Wednesday, July 29, 2015

Hydra Cancer, Putting Stuff in Orbit, and A Book by Bill Bryson

 Today I learned:
1) A bit of a puzzle regarding cancer. See, the genes for cancer, used by cancer and probably required for cancer emerged around the time that multicellularity evolved. This is probably not a coincidence — cancer can’t really be said to happen until there’s a multicellular organism, after all. So we expect cancer to go back to the first multicellular organisms, including sponges and jellyfish. Here’s the puzzle — as far as I know, we’ve never observed a tumor in a sponge. I’m not sure about jellyfish, though hydra *have* been observed with tumors. How do you identify a tumor in a hydra? It could be difficult to tell a tumor from a natural and beneficial but rare growth, after all. In this case, the alleged “tumors” were a) unusual growths b) displaying phenotypes of reproductive structures far from where they usually occur c) with unusual gene expression profiles similar to (though distinct from) tumors in mammals d) capable of being transplanted to other parts of the hydra and spreading throughout the body that e) reduced the fitness of the host. Sounds like cancer to me.

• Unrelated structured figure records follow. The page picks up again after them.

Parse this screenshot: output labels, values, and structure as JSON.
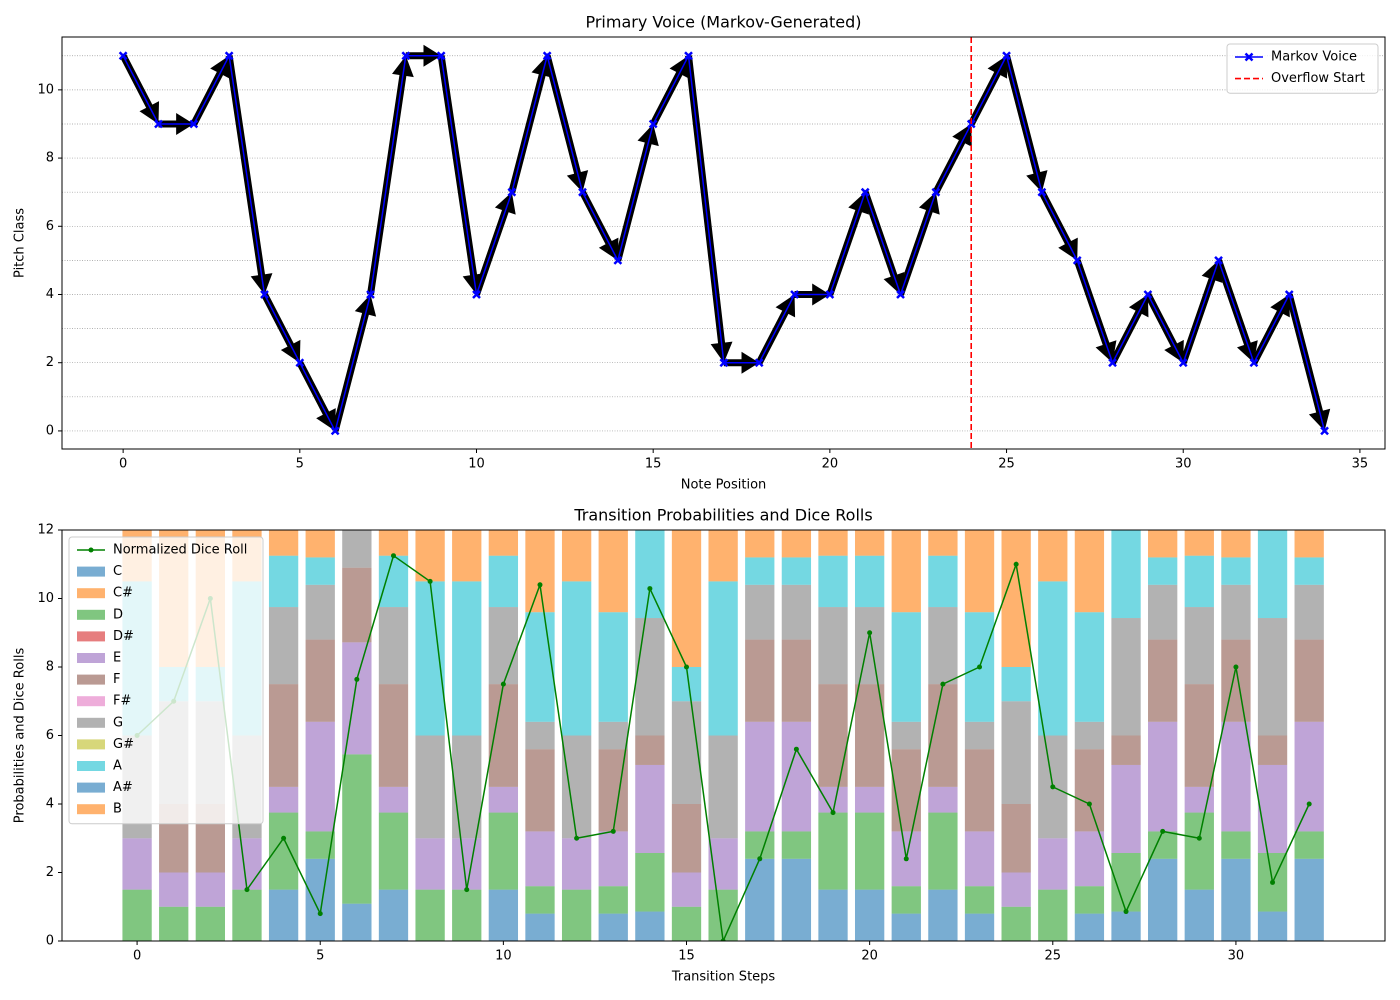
{
  "chart_data": [
    {
      "type": "line",
      "title": "Primary Voice (Markov-Generated)",
      "x_label": "Note Position",
      "y_label": "Pitch Class",
      "x": [
        0,
        1,
        2,
        3,
        4,
        5,
        6,
        7,
        8,
        9,
        10,
        11,
        12,
        13,
        14,
        15,
        16,
        17,
        18,
        19,
        20,
        21,
        22,
        23,
        24,
        25,
        26,
        27,
        28,
        29,
        30,
        31,
        32,
        33,
        34
      ],
      "series": [
        {
          "name": "Markov Voice",
          "color": "#0000ff",
          "values": [
            11,
            9,
            9,
            11,
            4,
            2,
            0,
            4,
            11,
            11,
            4,
            7,
            11,
            7,
            5,
            9,
            11,
            2,
            2,
            4,
            4,
            7,
            4,
            7,
            9,
            11,
            7,
            5,
            2,
            4,
            2,
            5,
            2,
            4,
            0
          ]
        }
      ],
      "vlines": [
        {
          "name": "Overflow Start",
          "x": 24,
          "color": "#ff0000"
        }
      ],
      "xlim": [
        -1.73,
        35.71
      ],
      "ylim": [
        -0.53,
        11.55
      ],
      "xticks": [
        0,
        5,
        10,
        15,
        20,
        25,
        30,
        35
      ],
      "yticks": [
        0,
        2,
        4,
        6,
        8,
        10
      ],
      "ygrid": [
        0,
        1,
        2,
        3,
        4,
        5,
        6,
        7,
        8,
        9,
        10,
        11
      ],
      "legend": "upper right"
    },
    {
      "type": "bar",
      "stacked": true,
      "title": "Transition Probabilities and Dice Rolls",
      "x_label": "Transition Steps",
      "y_label": "Probabilities and Dice Rolls",
      "x": [
        0,
        1,
        2,
        3,
        4,
        5,
        6,
        7,
        8,
        9,
        10,
        11,
        12,
        13,
        14,
        15,
        16,
        17,
        18,
        19,
        20,
        21,
        22,
        23,
        24,
        25,
        26,
        27,
        28,
        29,
        30,
        31,
        32
      ],
      "series": [
        {
          "name": "C",
          "color": "#1f77b4",
          "values": [
            0,
            0,
            0,
            0,
            1.5,
            2.4,
            1.09,
            1.5,
            0,
            0,
            1.5,
            0.8,
            0,
            0.8,
            0.86,
            0,
            0,
            2.4,
            2.4,
            1.5,
            1.5,
            0.8,
            1.5,
            0.8,
            0,
            0,
            0.8,
            0.86,
            2.4,
            1.5,
            2.4,
            0.86,
            2.4
          ]
        },
        {
          "name": "C#",
          "color": "#ff7f0e",
          "values": [
            0,
            0,
            0,
            0,
            0,
            0,
            0,
            0,
            0,
            0,
            0,
            0,
            0,
            0,
            0,
            0,
            0,
            0,
            0,
            0,
            0,
            0,
            0,
            0,
            0,
            0,
            0,
            0,
            0,
            0,
            0,
            0,
            0
          ]
        },
        {
          "name": "D",
          "color": "#2ca02c",
          "values": [
            1.5,
            1,
            1,
            1.5,
            2.25,
            0.8,
            4.36,
            2.25,
            1.5,
            1.5,
            2.25,
            0.8,
            1.5,
            0.8,
            1.71,
            1,
            1.5,
            0.8,
            0.8,
            2.25,
            2.25,
            0.8,
            2.25,
            0.8,
            1,
            1.5,
            0.8,
            1.71,
            0.8,
            2.25,
            0.8,
            1.71,
            0.8
          ]
        },
        {
          "name": "D#",
          "color": "#d62728",
          "values": [
            0,
            0,
            0,
            0,
            0,
            0,
            0,
            0,
            0,
            0,
            0,
            0,
            0,
            0,
            0,
            0,
            0,
            0,
            0,
            0,
            0,
            0,
            0,
            0,
            0,
            0,
            0,
            0,
            0,
            0,
            0,
            0,
            0
          ]
        },
        {
          "name": "E",
          "color": "#9467bd",
          "values": [
            1.5,
            1,
            1,
            1.5,
            0.75,
            3.2,
            3.27,
            0.75,
            1.5,
            1.5,
            0.75,
            1.6,
            1.5,
            1.6,
            2.57,
            1,
            1.5,
            3.2,
            3.2,
            0.75,
            0.75,
            1.6,
            0.75,
            1.6,
            1,
            1.5,
            1.6,
            2.57,
            3.2,
            0.75,
            3.2,
            2.57,
            3.2
          ]
        },
        {
          "name": "F",
          "color": "#8c564b",
          "values": [
            0,
            2,
            2,
            0,
            3,
            2.4,
            2.18,
            3,
            0,
            0,
            3,
            2.4,
            0,
            2.4,
            0.86,
            2,
            0,
            2.4,
            2.4,
            3,
            3,
            2.4,
            3,
            2.4,
            2,
            0,
            2.4,
            0.86,
            2.4,
            3,
            2.4,
            0.86,
            2.4
          ]
        },
        {
          "name": "F#",
          "color": "#e377c2",
          "values": [
            0,
            0,
            0,
            0,
            0,
            0,
            0,
            0,
            0,
            0,
            0,
            0,
            0,
            0,
            0,
            0,
            0,
            0,
            0,
            0,
            0,
            0,
            0,
            0,
            0,
            0,
            0,
            0,
            0,
            0,
            0,
            0,
            0
          ]
        },
        {
          "name": "G",
          "color": "#7f7f7f",
          "values": [
            3,
            3,
            3,
            3,
            2.25,
            1.6,
            1.09,
            2.25,
            3,
            3,
            2.25,
            0.8,
            3,
            0.8,
            3.43,
            3,
            3,
            1.6,
            1.6,
            2.25,
            2.25,
            0.8,
            2.25,
            0.8,
            3,
            3,
            0.8,
            3.43,
            1.6,
            2.25,
            1.6,
            3.43,
            1.6
          ]
        },
        {
          "name": "G#",
          "color": "#bcbd22",
          "values": [
            0,
            0,
            0,
            0,
            0,
            0,
            0,
            0,
            0,
            0,
            0,
            0,
            0,
            0,
            0,
            0,
            0,
            0,
            0,
            0,
            0,
            0,
            0,
            0,
            0,
            0,
            0,
            0,
            0,
            0,
            0,
            0,
            0
          ]
        },
        {
          "name": "A",
          "color": "#17becf",
          "values": [
            4.5,
            1,
            1,
            4.5,
            1.5,
            0.8,
            0,
            1.5,
            4.5,
            4.5,
            1.5,
            3.2,
            4.5,
            3.2,
            2.57,
            1,
            4.5,
            0.8,
            0.8,
            1.5,
            1.5,
            3.2,
            1.5,
            3.2,
            1,
            4.5,
            3.2,
            2.57,
            0.8,
            1.5,
            0.8,
            2.57,
            0.8
          ]
        },
        {
          "name": "A#",
          "color": "#1f77b4",
          "values": [
            0,
            0,
            0,
            0,
            0,
            0,
            0,
            0,
            0,
            0,
            0,
            0,
            0,
            0,
            0,
            0,
            0,
            0,
            0,
            0,
            0,
            0,
            0,
            0,
            0,
            0,
            0,
            0,
            0,
            0,
            0,
            0,
            0
          ]
        },
        {
          "name": "B",
          "color": "#ff7f0e",
          "values": [
            1.5,
            4,
            4,
            1.5,
            0.75,
            0.8,
            0,
            0.75,
            1.5,
            1.5,
            0.75,
            2.4,
            1.5,
            2.4,
            0,
            4,
            1.5,
            0.8,
            0.8,
            0.75,
            0.75,
            2.4,
            0.75,
            2.4,
            4,
            1.5,
            2.4,
            0,
            0.8,
            0.75,
            0.8,
            0,
            0.8
          ]
        },
        {
          "name": "Normalized Dice Roll",
          "type": "line",
          "color": "#008000",
          "values": [
            6,
            7,
            10,
            1.5,
            3,
            0.8,
            7.64,
            11.25,
            10.5,
            1.5,
            7.5,
            10.4,
            3,
            3.2,
            10.29,
            8,
            0,
            2.4,
            5.6,
            3.75,
            9,
            2.4,
            7.5,
            8,
            11,
            4.5,
            4,
            0.86,
            3.2,
            3,
            8,
            1.71,
            4
          ]
        }
      ],
      "xlim": [
        -2.05,
        34.07
      ],
      "ylim": [
        0,
        12
      ],
      "xticks": [
        0,
        5,
        10,
        15,
        20,
        25,
        30
      ],
      "yticks": [
        0,
        2,
        4,
        6,
        8,
        10,
        12
      ],
      "legend": "upper left"
    }
  ]
}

2) It costs somewhere around $25,000 to put a kilogram of material into geosynchronous orbit, and about half as much to put a kilogram of material into low earth orbit. (that’s the market marginal cost per kilogram, not the total cost.)

3) The word “seafood” and the term “dirt road” were invented in America, and spread from there to England and other English-speaking countries. In fact, I’ve been learning about dozens and dozens of such word-spreadings from Bill Bryson’s “The Mother Tongue: English and how it got to be that way”, but those two really stuck with me for some reason. Other little tidbits from that book — the crossword was called a word-cross by its inventor, and crossword puzzles were spurned by major publishers as crass for many decades after their invention (eventually they gave in because they were super-popular).